停止保護を有効にしているEC2インスタンスがAuto Scalingでスケールインすると、保護を無視して削除される

2022.05.30

この記事は公開されてから1年以上経過しています。情報が古い可能性がありますので、ご注意ください。

コンサル部のとばち(@toda_kk)です。

2022年5月のアップデートにより、EC2インスタンスの「停止保護」の機能が追加されました。

従来の「削除保護」に加えて、「停止」の動作に対しても保護機能が追加されたことになります。

そこでふと疑問に思いました。

Auto Scalingを利用している場合、「停止保護」を有効にしているEC2インスタンスがスケールインしようとすると、どういう動作になるんでしょうか?

ドキュメントに答えがあった

疑問をそのままTwitterに呟いていたら、同僚から教えてもらいました。

どうやら、公式ドキュメントにそのまま記載があったようです。

結論としては、本記事のタイトルにある通り、Auto ScalingによってEC2インスタンスがスケールインされると停止保護の機能を無視してインスタンスが削除されます

これは従来の「削除保護」の場合と同じ挙動になります。

実際に試してみた

ドキュメントの記載だけでは安心できないぜ! という方のために、実際に試して挙動を確認してみました。

動作確認の手順は下記の通りです。

  1. EC2インスタンスの停止保護を有効にした起動テンプレートを作成する
  2. 作成した起動テンプレートを利用したEC2 Auto Scalingグループを作成する
  3. Auto Scalingグループの台数を変更してスケールインさせてみる

まず、停止保護を有効にした起動テンプレートを作成します。

マネジメントコンソールから作成する際は、「高度な詳細」に該当の項目があります。

ちなみに、スポットインスタンスをリクエストすると停止保護を有効にできないのでご注意ください。

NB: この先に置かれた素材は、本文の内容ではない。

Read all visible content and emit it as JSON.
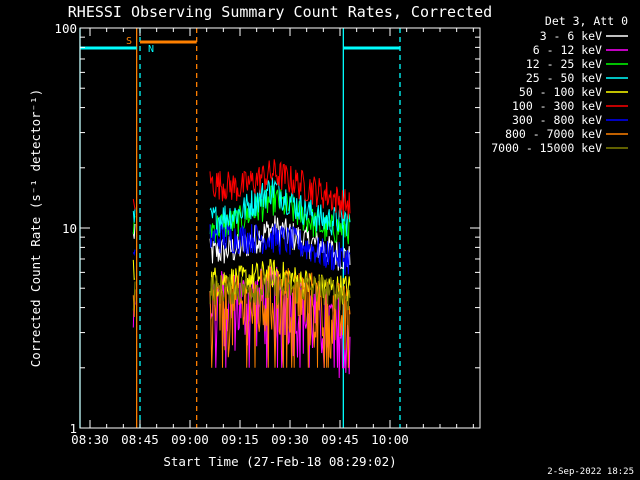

起動テンプレートを作成したら、続いてAuto Scalingグループを作成します。

後ほどスケールインさせたいので、この段階で「希望する容量」「最小容量」「最大容量」を「2」で指定して、EC2インスタンスが2台起動するようにしておきます。

Auto Scalingグループが無事に作成されたら、EC2インスタンスが2台起動します。

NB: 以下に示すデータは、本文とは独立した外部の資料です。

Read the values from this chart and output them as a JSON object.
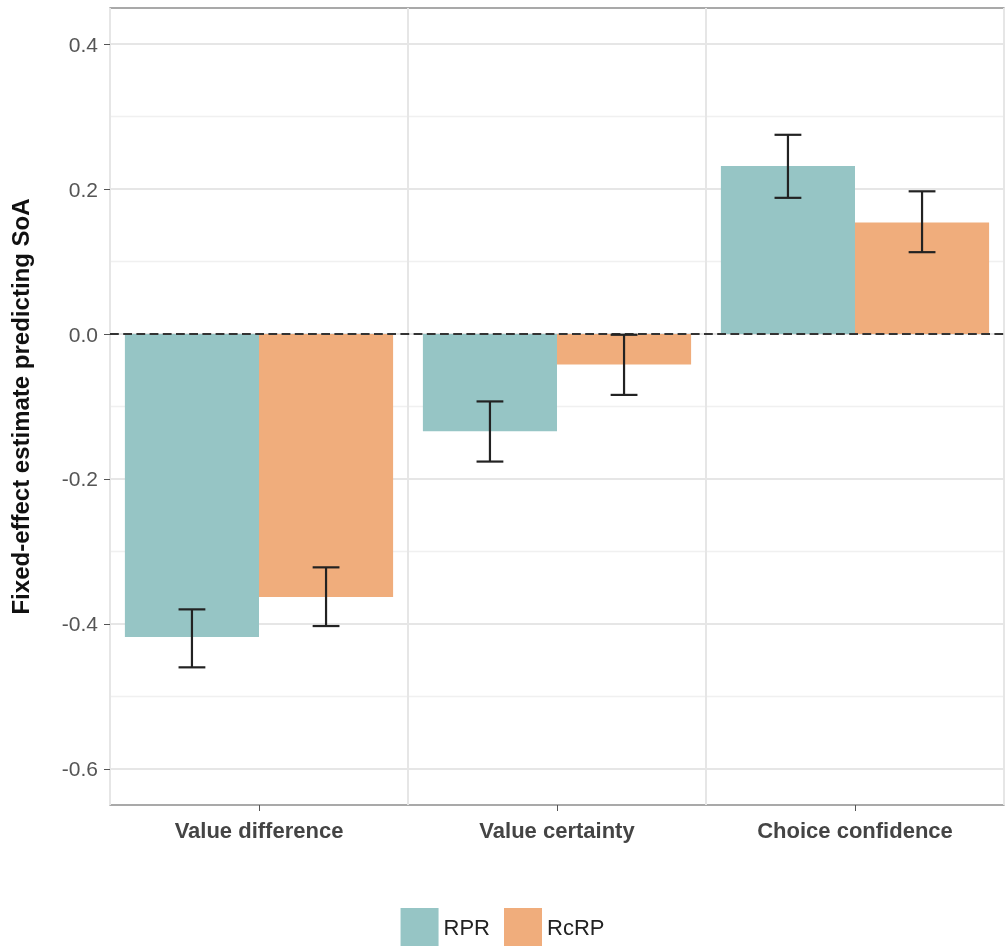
{
  "chart_data": {
    "type": "bar",
    "categories": [
      "Value difference",
      "Value certainty",
      "Choice confidence"
    ],
    "ylabel": "Fixed-effect estimate predicting SoA",
    "series": [
      {
        "name": "RPR",
        "color": "#96c5c5",
        "values": [
          -0.418,
          -0.134,
          0.232
        ],
        "errors": [
          [
            -0.46,
            -0.38
          ],
          [
            -0.176,
            -0.093
          ],
          [
            0.188,
            0.275
          ]
        ]
      },
      {
        "name": "RcRP",
        "color": "#f0ad7c",
        "values": [
          -0.363,
          -0.042,
          0.154
        ],
        "errors": [
          [
            -0.403,
            -0.322
          ],
          [
            -0.084,
            -0.001
          ],
          [
            0.113,
            0.197
          ]
        ]
      }
    ],
    "ylim": [
      -0.65,
      0.45
    ],
    "yticks": [
      {
        "value": -0.6,
        "label": "-0.6"
      },
      {
        "value": -0.4,
        "label": "-0.4"
      },
      {
        "value": -0.2,
        "label": "-0.2"
      },
      {
        "value": 0,
        "label": "0.0"
      },
      0.2,
      0.4
    ],
    "ref_lines": [
      {
        "axis": "y",
        "value": 0,
        "line_style": "dashed",
        "color": "#333333"
      }
    ],
    "grid": true,
    "legend": "bottom"
  }
}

さて、いよいよスケールインを実行します。「グループの詳細」を編集して、「希望する容量」「最小容量」「最大容量」を「0」で指定します。

すると、起動していたEC2インスタンスのライフサイクルが「Terminating」となります。しばらくすると、インスタンスが停止し、削除されます。

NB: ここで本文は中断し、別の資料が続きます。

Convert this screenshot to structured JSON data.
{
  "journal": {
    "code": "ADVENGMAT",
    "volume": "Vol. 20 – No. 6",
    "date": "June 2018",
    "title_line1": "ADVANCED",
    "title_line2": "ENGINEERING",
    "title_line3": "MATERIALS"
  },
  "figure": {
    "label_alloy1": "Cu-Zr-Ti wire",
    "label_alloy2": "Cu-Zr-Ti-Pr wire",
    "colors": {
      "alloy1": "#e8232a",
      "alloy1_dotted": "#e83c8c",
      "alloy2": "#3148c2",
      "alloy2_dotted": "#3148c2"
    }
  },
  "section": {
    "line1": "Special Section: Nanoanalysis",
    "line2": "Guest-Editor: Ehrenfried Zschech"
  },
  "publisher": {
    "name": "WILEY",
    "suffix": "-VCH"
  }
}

公式ドキュメントの通り、停止保護を有効にしていてもAuto Scalingによるスケールインの動作には影響がない、ということが確認できました。

EC2の「削除保護」「停止保護」はどちらもAuto Scalingには影響しない

従来の「削除保護」も同様に、Auto Scalingによるスケールインの動作には影響しない仕様となっています。

Auto Scalingによるスケールインから保護するためには、Auto Scalingグループの設定からスケールイン保護を有効にしたり、終了ポリシー(Terminating Policy)を指定する必要がありますので、ご注意ください。